What a great pick - even though I had to skip this week (houseful of nut-avoiding houseguests - I didn't want to taunt them), these are some of my husband's favorite cookies, so I can't wait to try Dorie's recipe.

Yours look great - both ways!

Flourchild said...

Thank you for the great selection! My family and I love these cookies! I am amazed that you could use cut outs on this dough!! Great job!!

Jill said...

I wasn't sure what these were unti I dusted them with the powdered sugar, then I recognized them! Great pick.

Katrina said...

Great pick, Tia! I never thought you could roll this dough out for shaped cookies. Loved them. I made the cocoa version.

sarahe said...

thanks for the pick! these were great!

PheMom said...

You're an enabler. ;) I was doing a great job of ignoring this recipe up until now! LOVE them!

I laughed so hard when I was the power puff girls in your post because these cookies made me think of them too - and I love your cutouts! Very cool idea!

spike. said...

great pick! Love the power puff girls!

natalia said...

Ciao Tia ! You are right they are insanely good ! Too much !!

Jacque said...

Nice pick, and a fun post! I really liked these... a little TOO much.

cindy said...

This cookie is a delicious classic. What a great pick. I love to make treats out of 'season'. I have been dreaming of Dories All in One Holiday Bundt. There is no way I can wait till November to make it. It just might be dessert this Sunday!
Great pick from a great gal!

April said...

delicious pick. I ate way too many!

Peggy the Baker said...

These were great! And it was inspiring to see your cutouts--I'll have to give them a try sometime.

Peggy said...

What a fabulous pick. I am running late this week but I plan to make them because I love wedding cookies and they look so similar. You did a great job with the cutouts too.

scrambledhenfruit said...

This is a lot like a cookie my mom makes that everyone loves. We call them exploding cookies because they are so tender they just seem to melt in your mouth. I would have never thought to make cut-outs with them!

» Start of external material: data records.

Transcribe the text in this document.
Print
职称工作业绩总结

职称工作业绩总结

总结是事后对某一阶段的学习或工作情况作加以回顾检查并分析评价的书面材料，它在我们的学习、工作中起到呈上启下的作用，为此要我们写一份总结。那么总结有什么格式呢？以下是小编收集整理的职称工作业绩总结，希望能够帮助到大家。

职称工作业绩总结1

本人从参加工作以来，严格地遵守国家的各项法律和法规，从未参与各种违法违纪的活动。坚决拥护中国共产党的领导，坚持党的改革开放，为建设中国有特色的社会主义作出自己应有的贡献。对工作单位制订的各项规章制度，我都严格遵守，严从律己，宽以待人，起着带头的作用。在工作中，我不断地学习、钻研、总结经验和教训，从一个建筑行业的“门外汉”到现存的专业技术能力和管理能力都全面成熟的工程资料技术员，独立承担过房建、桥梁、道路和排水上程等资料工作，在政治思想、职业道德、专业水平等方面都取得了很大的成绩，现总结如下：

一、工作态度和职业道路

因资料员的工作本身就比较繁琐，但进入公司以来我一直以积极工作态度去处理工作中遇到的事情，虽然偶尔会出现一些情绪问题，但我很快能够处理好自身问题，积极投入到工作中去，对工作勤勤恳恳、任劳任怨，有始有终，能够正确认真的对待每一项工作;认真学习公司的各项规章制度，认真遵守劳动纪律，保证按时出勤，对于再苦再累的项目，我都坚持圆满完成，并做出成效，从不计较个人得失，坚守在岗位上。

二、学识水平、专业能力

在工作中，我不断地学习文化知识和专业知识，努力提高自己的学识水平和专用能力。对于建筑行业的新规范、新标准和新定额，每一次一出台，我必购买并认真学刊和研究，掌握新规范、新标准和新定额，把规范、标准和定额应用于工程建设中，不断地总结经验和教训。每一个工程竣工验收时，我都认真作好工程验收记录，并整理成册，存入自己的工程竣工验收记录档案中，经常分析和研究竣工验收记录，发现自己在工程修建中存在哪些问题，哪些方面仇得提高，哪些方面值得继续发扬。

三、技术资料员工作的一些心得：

They look great!

Jennifer said...

These were FABULOUS. I will make these again and again and again!

Nicole said...

Thanks for such a great choice! These were really good.

lola said...

Thanks for the great pick. Don't you know broken cookies have no calories!

Criollobylisa said...

Can't wait to try these! They're in the oven right now! Midnight snackin at it's best! I did walnuts too but was in such a hurry didn't read side notes, so I've got cinnamon in mine. Cool idea rollin em out!

Stephanie said...

This was such a great selection! I have been snacking on these cookies all day.

Joy said...

Thanks for the great pick! I can't believe you were able to make cut-outs with this recipe! They look cute - and they had to be one of the tastiest cut-outs ever!

jillbert said...

Thanks for the great pick! These are one of those classic cookies, but I had never made them before. These were fun to make, and they were delicious!

Lynne said...

Thanks for hosting-great pick with these melt-in-your-mouth cookies. Your cut-outs look delicious!

Nichi said...

I love your pick this week but I didn't have time to bake it yet. Hopefully I will have time this weekend cuz your photos look delicious!

steph- whisk/spoon said...

excellent choice! these are fantastic cookies, and i like what you did with the roll-outs

dorie said...

Beautiful! Beautiful! What a fabulous idea to roll the cookies and make cut-outs -- they're so lovely and yes, I bet they were hard to work with. The dough is delicate even when all you're doing is shaping it into a ball. Three cheers for you for being creative AND talented. I'm so glad you were happy with your pick.

Di said...

This was a great recipe. I didn't manage to get the original cookies posted (I did bake some of them), but I used some leftover dough for my ice cream tart shell this week. It was excellent.